As such, these schemes are no substitute for a similar provision by the central government. It is possible to design the schemes to link with central infrastructure projects, said Basole.

Led by lack of resources, most states have rejigged existing employment schemes to introduce the minimum employment guarantee schemes, said Dey. As such, they are not enough and amplify the need for a central scheme, he added.

A rural employment guarantee scheme first introduced in Maharashtra was the inspiration for several states to announce a similar scheme, said Dey.

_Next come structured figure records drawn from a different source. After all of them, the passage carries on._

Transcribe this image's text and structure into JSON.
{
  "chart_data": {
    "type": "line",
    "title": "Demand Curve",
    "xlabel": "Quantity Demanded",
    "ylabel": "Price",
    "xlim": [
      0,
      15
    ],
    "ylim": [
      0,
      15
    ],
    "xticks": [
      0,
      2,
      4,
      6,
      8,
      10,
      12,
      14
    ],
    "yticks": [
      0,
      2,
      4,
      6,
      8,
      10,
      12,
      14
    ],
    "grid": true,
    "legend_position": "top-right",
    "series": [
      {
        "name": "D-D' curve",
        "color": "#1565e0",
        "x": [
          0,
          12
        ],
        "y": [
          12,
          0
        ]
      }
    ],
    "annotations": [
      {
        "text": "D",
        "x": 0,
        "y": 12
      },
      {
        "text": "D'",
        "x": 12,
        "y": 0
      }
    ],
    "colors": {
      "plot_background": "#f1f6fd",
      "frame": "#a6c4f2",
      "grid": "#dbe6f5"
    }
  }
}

Twenty five years later, a National Rural Employment Guarantee Act was rolled out. This time, the hope is that it will be done sooner, Dey added.

In June, Rajasthan Chief Minister Ashok Gehlot wrote to the union minister for urban development, Hardeep Singh Puri, asking the government to introduce a national urban jobs scheme on the lines of MNREGA according to a social media post by Gehlot’s office. Such a scheme would be required to provide relief to those impacted by the pandemic in urban areas, he said.

Devendra Pant, chief economist and head of public finance at India Ratings & Research, said it’s true that those in rural areas have something to fall back on, despite the fact that wages under MGNREGA are low. It is also true that such a scheme in urban areas would help kickstart the economy and revive demand, he added.

However, unlike MNREGA in rural areas, identification of works under such a scheme would remain a challenge in urban areas. Roads for instance, are under the purview of the national, state and municipal authorities and the public works department. These bodies are already staffed. Hence, the probability of a faulty policy design for such a scheme runs greater.

Also, in the current scenario, governments can choose between subsidies and intervention. Along with subsidies, if it wants to make good for someone’s job loss, the government could transfer money, for instance. The grounds on which the government makes a choice between one from another, will be fraught with challenges in urban areas, he said.